• That I can't recall ever having spent any quality time at a popsicle stand, yet have blown hundreds of them, leads me to believe I have some serious commitment issues.
• The Irish word “bejesus” is a mildly profane expression of surprise and is not to be confused with “Bee Jesus,” the latter referring to a messianic insect who can turn honey into wine and struggles to reconcile how a noted pacifist was born with the ability to inflict painful stings.
• If you’d have told me 40 years ago that by 2023 every man, woman & child would hold in their hands a device that could answer any question, film & watch feature movies, instantly summon any song and that they were so simple to use a child could manipulate a photo so it appeared she was riding a winged unicorn, I’d have said, “Hallelujah! For that must mean humanity has conquered climate change, racial and class injustice, and the scourge of war in places like the Middle East. Because man would never pursue those utter trivialities knowing those issues that really matter were going ignored. Because, if nothing else, mankind understands the need to prioritize!”
• Today I’m troubled by the existence of a dairy product known as Half & Half creamer. How can two halves be inside one full carton? Neither half full, nor half empty, it’s a full mingle. In what mysterious realm does dairy exist where it can defy the laws of the most elemental fractions?

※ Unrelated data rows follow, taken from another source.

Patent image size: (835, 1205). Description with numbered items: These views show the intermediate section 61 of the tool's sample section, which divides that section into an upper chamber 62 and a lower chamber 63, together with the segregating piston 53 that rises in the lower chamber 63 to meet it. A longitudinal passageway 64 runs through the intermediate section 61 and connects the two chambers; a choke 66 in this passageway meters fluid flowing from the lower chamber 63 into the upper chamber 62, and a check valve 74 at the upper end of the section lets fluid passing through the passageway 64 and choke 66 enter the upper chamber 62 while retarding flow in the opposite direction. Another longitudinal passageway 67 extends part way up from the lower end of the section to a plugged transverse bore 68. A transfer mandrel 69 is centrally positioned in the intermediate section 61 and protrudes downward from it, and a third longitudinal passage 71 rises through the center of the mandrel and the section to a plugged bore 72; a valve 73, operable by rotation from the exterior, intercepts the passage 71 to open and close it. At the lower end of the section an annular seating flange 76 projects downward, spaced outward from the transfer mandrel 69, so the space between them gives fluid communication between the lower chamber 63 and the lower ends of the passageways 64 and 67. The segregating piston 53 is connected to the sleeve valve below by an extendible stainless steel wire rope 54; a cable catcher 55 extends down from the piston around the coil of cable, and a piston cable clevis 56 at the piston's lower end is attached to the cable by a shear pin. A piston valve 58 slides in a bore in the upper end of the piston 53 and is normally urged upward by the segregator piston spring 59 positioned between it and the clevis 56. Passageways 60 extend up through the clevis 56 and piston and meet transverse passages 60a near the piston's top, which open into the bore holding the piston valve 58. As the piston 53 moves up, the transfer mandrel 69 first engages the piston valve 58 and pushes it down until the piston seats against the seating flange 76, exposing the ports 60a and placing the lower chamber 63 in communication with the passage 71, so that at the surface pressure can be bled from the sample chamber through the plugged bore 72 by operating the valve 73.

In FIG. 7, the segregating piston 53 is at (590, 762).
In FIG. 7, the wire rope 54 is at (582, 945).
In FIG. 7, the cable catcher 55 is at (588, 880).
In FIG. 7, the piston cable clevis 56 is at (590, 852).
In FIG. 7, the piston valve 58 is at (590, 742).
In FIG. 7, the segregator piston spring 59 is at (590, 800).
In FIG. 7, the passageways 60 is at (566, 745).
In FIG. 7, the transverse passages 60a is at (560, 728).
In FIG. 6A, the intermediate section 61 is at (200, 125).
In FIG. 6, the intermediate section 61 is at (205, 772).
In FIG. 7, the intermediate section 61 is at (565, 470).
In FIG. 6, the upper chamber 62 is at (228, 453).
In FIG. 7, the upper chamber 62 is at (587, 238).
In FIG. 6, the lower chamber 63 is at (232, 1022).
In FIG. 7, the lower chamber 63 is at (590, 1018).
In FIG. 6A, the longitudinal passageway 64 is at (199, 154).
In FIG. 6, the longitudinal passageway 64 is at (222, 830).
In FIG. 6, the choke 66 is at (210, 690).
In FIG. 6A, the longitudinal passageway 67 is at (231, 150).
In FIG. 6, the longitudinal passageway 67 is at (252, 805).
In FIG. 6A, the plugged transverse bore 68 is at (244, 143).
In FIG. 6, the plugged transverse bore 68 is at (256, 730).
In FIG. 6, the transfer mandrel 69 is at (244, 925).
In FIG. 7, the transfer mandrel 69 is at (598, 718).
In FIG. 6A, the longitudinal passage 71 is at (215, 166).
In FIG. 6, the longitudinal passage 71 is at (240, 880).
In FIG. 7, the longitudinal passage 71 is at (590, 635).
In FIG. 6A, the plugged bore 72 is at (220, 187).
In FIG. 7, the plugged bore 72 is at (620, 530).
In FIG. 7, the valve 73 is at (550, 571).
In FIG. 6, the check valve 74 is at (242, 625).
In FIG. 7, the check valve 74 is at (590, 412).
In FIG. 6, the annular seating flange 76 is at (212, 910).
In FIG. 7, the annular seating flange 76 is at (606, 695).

• Because it’s never been done, because the media will view it as a high-wire act of literary daring, and because the ideas that most appeal to me are the ones even a fool would realize it won’t happen, my next book will be a short story where every sentence concludes with either a question mark or and exclamation point. Something like this …
“It was a dark and stormy night, like really, really stormy!
Didn’t anyone think to bring any umbrellas?
Umbrellas are feeble tools of the damned!
You’ve thought it through and that’s what you believe?
• I’m going to produce a travel/foodie show about a pair of itinerant dessert lovers who travel the countryside in search only the very best circular, crusted baked goods. One will be a great big guy whose tastes are insatiable. He’s consumed by thoughts of the circular sweets. The other will be a little, bossy guy who spends most of his time trying to prevent the big guy’s appetites from getting them both in trouble. I’m calling it, “Of Pies & Men.”
• Wild Bill Hickok was known as a steady hand with a gun, an old west lawman who neither rattled nor flinched. He was not to be confused with Wild Bill Hiccup.
• Pessimists say UN global climate change panelists doing little more than fiddling while Rome burns. Optimists cross our fingers and hope at the very least they're going to create an orchestra's worth of fireproof fiddles.
• I've previously thought the world was about to end and people would be fearful. Today, I'm again thinking the world is about to end, but this time I'm thinking there will be a countdown clock, confetti and throngs of drunken people will be cheering. How will I overcome this malaise? Tonight I'm watching "The Muppets!”
Until they clear up the obvious clerical error, do you think they'll let me take my Winnie The Pooh night light with me to Hell?
• Being a student of the promotional arts, I find myself wondering about what the character of the nation would be had, instead of puritanical church-goers celebrating Thanksgiving Day, America's founding settlers were swingers who celebrated (Sex Act) Giving Day.